爬取某网站图书信息

小试牛刀!爬取某网站图书信息

#!/usr/bin/env python
# -*- coding:utf-8 -*-


from bs4 import BeautifulSoup
import urllib.request
import time
import random


def generateUrlList(reString="%E5%BF%83%E7%90%86%E5%AD%A6", start=0, end=40, jumperNumber=20):
    urlList = []
    for n in range(start, end, jumperNumber):
        urlList.append("https://xxx/tag/%s?start=%s&type=T" % (reString, n))
    return urlList


def getInfo(webAddress):
    user_agent = 'Mozilla/5.0 (Macintosh; Intel Mac OS X 10_12_4)'
    req = urllib.request.Request(webAddress)
    req.add_header('User-Agent', user_agent)
    html = urllib.request.urlopen(req)
    bsObj = BeautifulSoup(html, 'html5lib')
    bsO = bsObj.find("ul", {"class": "subject-list"})

    bookName = bsO.findAll("div", {'class': 'info'})
    pub = bsO.findAll("div", {'class': 'pub'})
    ratingName = bsO.findAll("div", {'class': 'star clearfix'})
    intro = bsO.findAll("li", {"class": "subject-item"})

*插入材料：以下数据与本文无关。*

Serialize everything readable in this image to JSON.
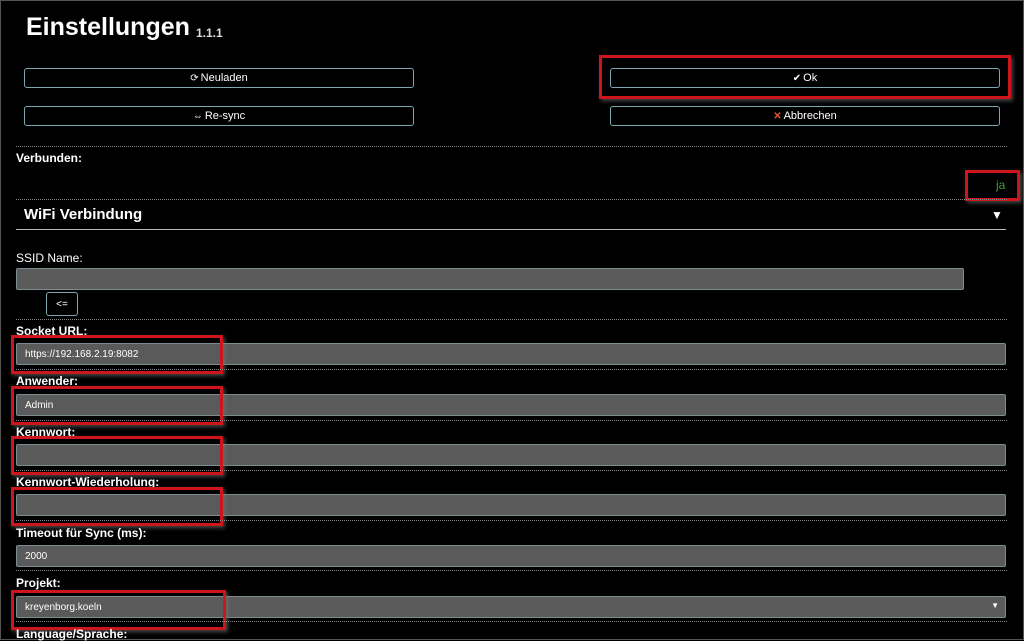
{
  "header": {
    "title": "Einstellungen",
    "version": "1.1.1"
  },
  "buttons": {
    "reload": {
      "icon": "⟳",
      "label": "Neuladen"
    },
    "ok": {
      "icon": "✔",
      "label": "Ok"
    },
    "resync": {
      "icon": "⇔",
      "label": "Re-sync"
    },
    "cancel": {
      "icon": "✕",
      "label": "Abbrechen"
    }
  },
  "connection": {
    "label": "Verbunden:",
    "value": "ja",
    "value_color": "#3c9c3c"
  },
  "wifi_section": {
    "title": "WiFi Verbindung",
    "toggle_icon": "▼"
  },
  "fields": {
    "ssid": {
      "label": "SSID Name:",
      "value": "",
      "button": "<="
    },
    "socket_url": {
      "label": "Socket URL:",
      "value": "https://192.168.2.19:8082"
    },
    "user": {
      "label": "Anwender:",
      "value": "Admin"
    },
    "password": {
      "label": "Kennwort:",
      "value": ""
    },
    "password_repeat": {
      "label": "Kennwort-Wiederholung:",
      "value": ""
    },
    "timeout": {
      "label": "Timeout für Sync (ms):",
      "value": "2000"
    },
    "project": {
      "label": "Projekt:",
      "value": "kreyenborg.koeln"
    },
    "language": {
      "label": "Language/Sprache:"
    }
  },
  "colors": {
    "highlight": "#d0141c",
    "input_bg": "#5a5a5a",
    "background": "#000000"
  }
}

    return bookName, pub, ratingName, intro


def foreachUrl(urlList):
    stringFormat = []

    for url in urlList:
        sn = random.randint(1, 3)
        time.sleep(sn)
        print("After %s s, Crawling %s" % (sn, url))
        bookNa, pub, ratingName, intro = getInfo(url)
        for b, p, r, i in zip(bookNa, pub, ratingName, intro):
            bookN = ' '.join(b.h2.a.text.split())
            pubN = ' '.join(p.text.split())
            ratingN = ''.join(r.text.split())
            urlA = b.h2.a["href"]
            stringFormat.append(bookN + "|" + pubN + "|" + ratingN + "|" + urlA)

    return stringFormat


if __name__ == "__main__":

    """
    
    """
    # restring = str(input("Please input your stigma:"))
    # startN = int(input("Please input your start number:"))
    # endN = int(input("Please input your end number:"))
    # jumperN = int(input("Please input your jumper number:"))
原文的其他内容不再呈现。